In research, such oligonucleotides may be used to specifically modulate the synthesis of SpH protein in cells (e.g. in vitro cell cultures) and experimental animals thereby facilitating functional analysis of the target or an appraisal of its usefulness as a target for therapeutic intervention. Typically, the target modulation is achieved by degrading or inhibiting the mRNA producing the protein, thereby prevent protein formation or by degrading or inhibiting a modulator of the gene or mRNA producing the protein.

The present invention provides an in vivo or in vitro method for modulating Spi1 expression in a target cell which is expressing Spi1 , said method comprising administering an oligonucleotide of the invention in an effective amount to said cell.

In some embodiments, the target cell, is a mammalian cell such as a human, cynomolgus monkey or murine cell. The target cell may be an in vitro cell culture or an in vivo cell forming part of a tissue in a mammal.

In diagnostics the oligonucleotides may be used to detect and quantitate Spi1 expression in cell and tissues by northern blotting, in-situ hybridisation or similar techniques.

For therapeutics, the oligonucleotides of the invention can be used to modulate the expression of Spi1 in an animal (e.g. a human) suspected of having a disease or disorder mediated by or associated with aberrant Spi 1 expression.

In a particular embodiment, an oligonucleotide of the invention is used to inhibit the expression of Spi1 in an animal suspected of having a disease or disorder mediated by or associated with aberrant Spi1 expression. In an embodiment, the disease or disorder is one mediated by or associated with elevated expression of Spi1 in the affected cells. For example, the affected cells could be tumour/cancer cells that express higher than normal amounts of Spi 1. A patient (e.g. animal) with diseased cells that express higher than normal levels of Spi1 is considered to be have a disease mediated by or associated with aberrant (e.g. elevated) Spi1 expression.

The invention provides methods for treating or preventing a disease, comprising

administering a therapeutically or prophylactically effective amount of an oligonucleotide, an oligonucleotide conjugate or a pharmaceutical composition of the invention to a subject suffering from or susceptible to the disease.
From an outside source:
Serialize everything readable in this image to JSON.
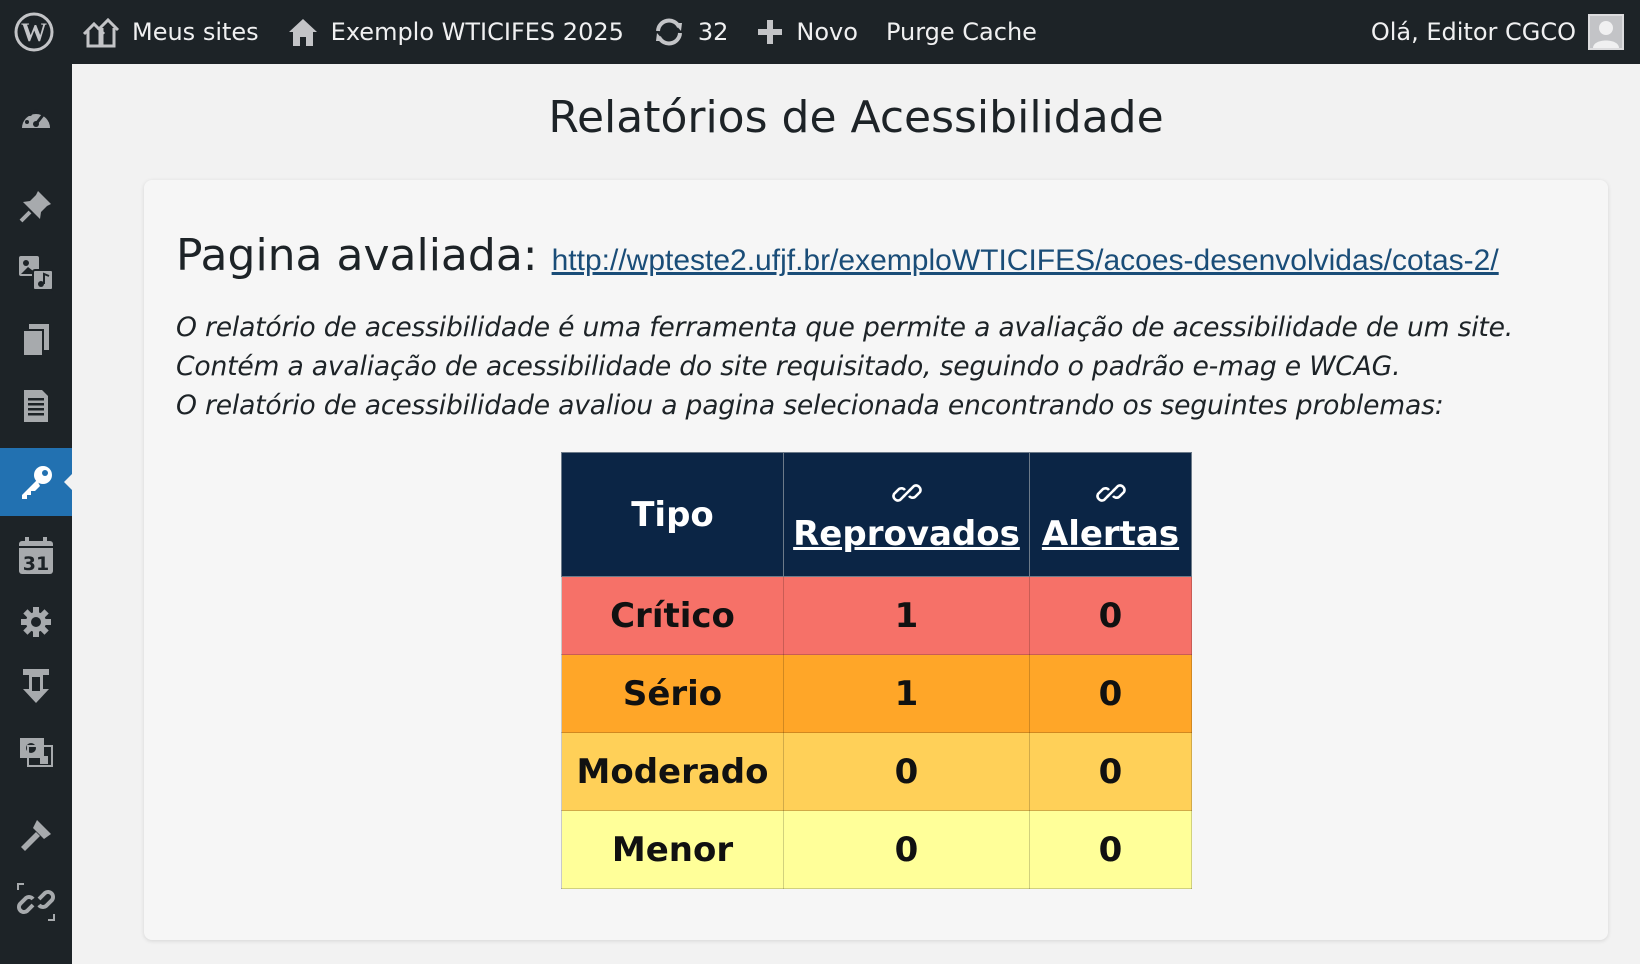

The invention also relates to an oligonucleotide, or an oligonucleotide conjugate or a pharmaceutical composition as defined herein for use as a medicament.
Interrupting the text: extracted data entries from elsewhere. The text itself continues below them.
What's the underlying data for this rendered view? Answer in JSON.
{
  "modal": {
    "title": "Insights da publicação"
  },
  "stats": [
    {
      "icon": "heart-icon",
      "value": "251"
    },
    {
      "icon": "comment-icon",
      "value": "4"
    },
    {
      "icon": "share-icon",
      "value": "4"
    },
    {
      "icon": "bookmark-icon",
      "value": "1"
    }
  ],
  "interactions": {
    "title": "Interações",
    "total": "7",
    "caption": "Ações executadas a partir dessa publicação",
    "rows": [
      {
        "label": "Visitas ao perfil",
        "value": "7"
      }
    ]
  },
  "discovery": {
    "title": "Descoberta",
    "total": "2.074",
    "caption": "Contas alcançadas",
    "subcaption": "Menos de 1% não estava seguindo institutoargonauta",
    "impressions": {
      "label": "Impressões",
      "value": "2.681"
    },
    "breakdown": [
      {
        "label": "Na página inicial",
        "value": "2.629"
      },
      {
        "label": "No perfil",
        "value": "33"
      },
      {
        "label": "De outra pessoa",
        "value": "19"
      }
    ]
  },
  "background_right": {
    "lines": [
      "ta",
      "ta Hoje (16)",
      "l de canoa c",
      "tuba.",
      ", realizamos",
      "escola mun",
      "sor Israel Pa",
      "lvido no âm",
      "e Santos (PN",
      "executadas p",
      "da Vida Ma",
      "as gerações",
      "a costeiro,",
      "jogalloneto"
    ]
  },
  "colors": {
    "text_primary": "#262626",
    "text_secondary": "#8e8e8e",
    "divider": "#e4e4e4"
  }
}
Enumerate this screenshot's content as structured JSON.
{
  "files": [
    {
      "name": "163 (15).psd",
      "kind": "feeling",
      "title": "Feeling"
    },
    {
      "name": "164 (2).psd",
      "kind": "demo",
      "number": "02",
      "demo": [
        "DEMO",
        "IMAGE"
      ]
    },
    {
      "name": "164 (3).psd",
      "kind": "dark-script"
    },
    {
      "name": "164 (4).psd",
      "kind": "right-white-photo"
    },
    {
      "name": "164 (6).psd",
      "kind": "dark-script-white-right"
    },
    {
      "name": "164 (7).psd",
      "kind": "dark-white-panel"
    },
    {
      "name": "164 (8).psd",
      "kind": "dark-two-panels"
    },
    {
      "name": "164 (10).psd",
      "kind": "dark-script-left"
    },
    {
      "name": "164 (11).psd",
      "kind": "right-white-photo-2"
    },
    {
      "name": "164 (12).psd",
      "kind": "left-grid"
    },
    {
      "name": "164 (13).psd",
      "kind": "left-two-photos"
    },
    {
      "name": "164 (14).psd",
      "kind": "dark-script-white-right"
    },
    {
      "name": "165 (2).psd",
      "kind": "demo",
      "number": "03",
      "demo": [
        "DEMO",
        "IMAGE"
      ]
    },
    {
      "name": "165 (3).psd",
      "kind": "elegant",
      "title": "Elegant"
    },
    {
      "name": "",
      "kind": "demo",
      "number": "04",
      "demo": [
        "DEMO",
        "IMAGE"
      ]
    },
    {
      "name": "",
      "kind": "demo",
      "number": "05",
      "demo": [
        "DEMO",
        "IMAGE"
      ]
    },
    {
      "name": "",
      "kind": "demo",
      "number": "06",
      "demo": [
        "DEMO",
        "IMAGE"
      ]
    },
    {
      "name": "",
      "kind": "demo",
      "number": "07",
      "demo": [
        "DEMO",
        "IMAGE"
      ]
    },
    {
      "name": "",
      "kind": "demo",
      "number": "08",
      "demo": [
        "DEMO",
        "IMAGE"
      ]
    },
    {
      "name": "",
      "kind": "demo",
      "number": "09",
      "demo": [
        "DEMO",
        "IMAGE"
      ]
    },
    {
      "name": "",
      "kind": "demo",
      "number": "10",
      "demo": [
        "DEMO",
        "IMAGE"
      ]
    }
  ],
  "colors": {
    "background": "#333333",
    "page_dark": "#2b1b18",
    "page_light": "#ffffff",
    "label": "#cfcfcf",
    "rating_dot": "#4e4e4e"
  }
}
The oligonucleotide, oligonucleotide conjugate or a pharmaceutical composition according to the invention is typically administered in an effective amount.

The invention also provides for the use of the oligonucleotide or oligonucleotide conjugate or pharmaceutical composition as defined or described herein for the manufacture of a medicament for the treatment of a disease or disorder as referred to herein, or for a method of the treatment of a disease or disorder as referred to herein.
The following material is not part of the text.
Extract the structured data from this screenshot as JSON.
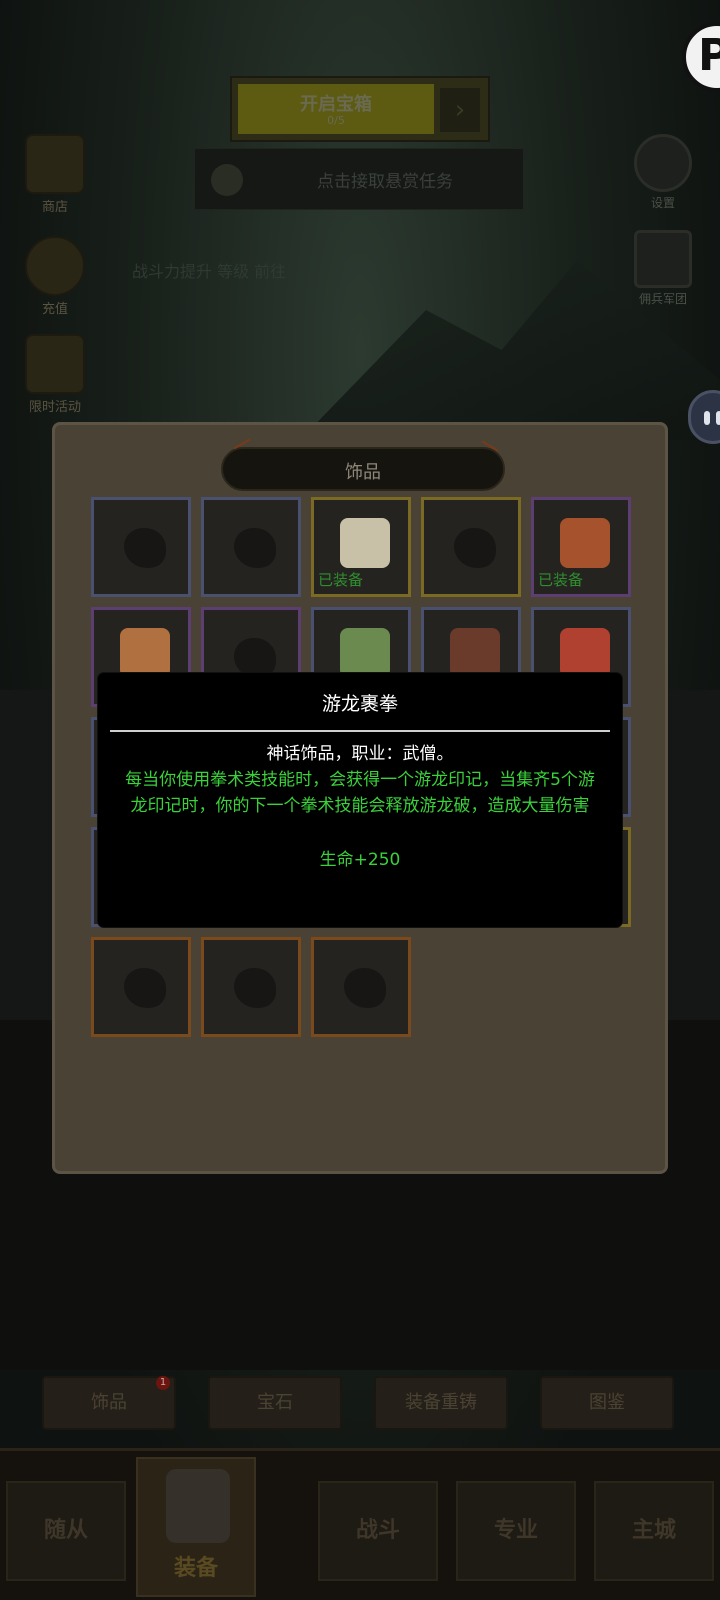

The disease or disorder, as referred to herein, is associated with expression of Spi 1. In some embodiments the disease or disorder may be associated with a mutation in the Spi 1 gene. Therefore, in some embodiments, the target nucleic acid is a mutated form of the Spi1 sequence.

The methods of the invention may be employed for treatment or prophylaxis against diseases caused by abnormal levels and/or activity of Spi1.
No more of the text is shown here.